Random Forest Model has a higher accuracy than both Decision Tree as well as Logistic Regression. Let's try Gradient Boosting Model now.

# 6. Gradient boosting classifier model

In [None]:
# Creating a function to create different models based on values of max_leaf_nodes
def gbm_score(max_leaf_nodes, x_train, y_train, x_test, y_test):
    model = GradientBoostingClassifier(max_leaf_nodes=max_leaf_nodes, random_state=1)
    model.fit(x_train, y_train)
    train_predict = model.predict(x_train)
    test_predict = model.predict(x_test)
    ac_score_train = round(accuracy_score(y_train, train_predict)*100,2)
    ac_score_test = round(accuracy_score(y_test, test_predict)*100,2)
    return(ac_score_train, ac_score_test)

gbm_score_results = pd.DataFrame(columns = ['Max_leaf_nodes', 'Train Accuracy', 'Test Accuracy'])
for max_leaf_nodes in [2, 3, 4, 5, 10, 20, 30, 40, 50]:
    ac_score_train, ac_score_test = gbm_score(max_leaf_nodes, x_train, y_train, x_test, y_test)
    print("Max leaf nodes: %d  \t Train Accuracy:  %.2f \t Test Accuracy %.2f" % (max_leaf_nodes, ac_score_train, ac_score_test))   
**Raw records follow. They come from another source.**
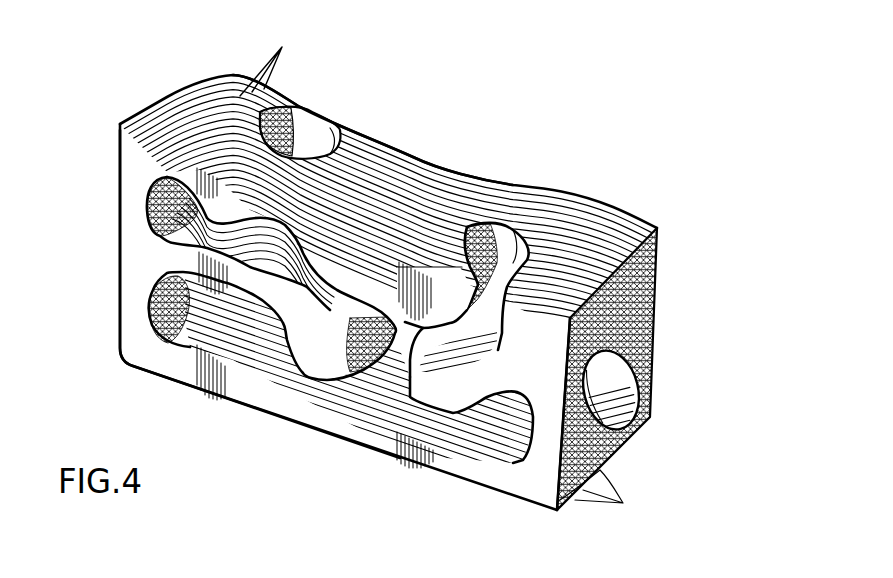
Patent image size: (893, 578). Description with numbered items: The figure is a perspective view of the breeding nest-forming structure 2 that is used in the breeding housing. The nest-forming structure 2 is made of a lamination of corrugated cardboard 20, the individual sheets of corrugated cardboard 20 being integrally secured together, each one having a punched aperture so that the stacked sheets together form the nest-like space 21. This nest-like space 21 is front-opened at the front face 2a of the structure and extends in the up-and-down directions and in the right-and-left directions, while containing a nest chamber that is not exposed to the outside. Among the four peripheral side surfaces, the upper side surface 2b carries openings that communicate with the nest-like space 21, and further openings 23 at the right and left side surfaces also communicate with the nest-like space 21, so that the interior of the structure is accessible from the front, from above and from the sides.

The breeding nest-forming structure 2 is at (603, 193).
The front face 2a is at (130, 305).
The upper side surface 2b is at (420, 172).
The corrugated cardboard 20 is at (452, 264).
The nest-like space 21 is at (380, 407).
The openings 23 is at (613, 380).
We can observe that our model accuracy in test data is best for Max leaf nodes of 2.

In [None]:
gbm_model = GradientBoostingClassifier(max_leaf_nodes = 2, random_state = 1)
gbm_model.fit(x_train,y_train)
train_predictions = gbm_model.predict(x_train)
test_predictions = gbm_model.predict(x_test)
model_performance = model_performance.append(pd.DataFrame([[ 'Gradient Boosting Classifier', 
                                    round(accuracy_score(y_train, train_predictions)*100,2),
                                    round(accuracy_score(y_test, test_predictions)*100,2)]],
                                   columns = ['Model', 'Train_Accuracy', 'Test_Accuracy']), ignore_index = True)
print(model_performance)
# Plotting the ROC Curve
fpr,tpr,threshols=roc_curve(y_test,random_forest_model.predict_proba(x_test)[:,1])
plt.plot([0,1],[0,1],"k--",'r+')
plt.plot(fpr,tpr,label="Gradient Boosting")
plt.xlabel("False Positive Rate")
plt.ylabel("True Positive Rate")
plt.title("Gradient Boosting ROC Curve")
plt.show()

Gradient Boosting Classifier shows good performance, but Random Forest Classifier has a better test accuracy. Let's build an XGBoost model now.

# 7. Conclusion

In [None]:
full_predictions = random_forest_model.predict(x_full)
print( "Accuracy Score: %.2f " % (round(accuracy_score(y_full, full_predictions)*100,2)))

# Plotting confusion matrix
plot_confusion_matrix(random_forest_model,
                      x_full, 
                      y_full,
                      cmap=plt.cm.Blues,
                      normalize= 'true')


Our final model is Random Forest Classifier. It shows an accuracy of 83.5% with the full data.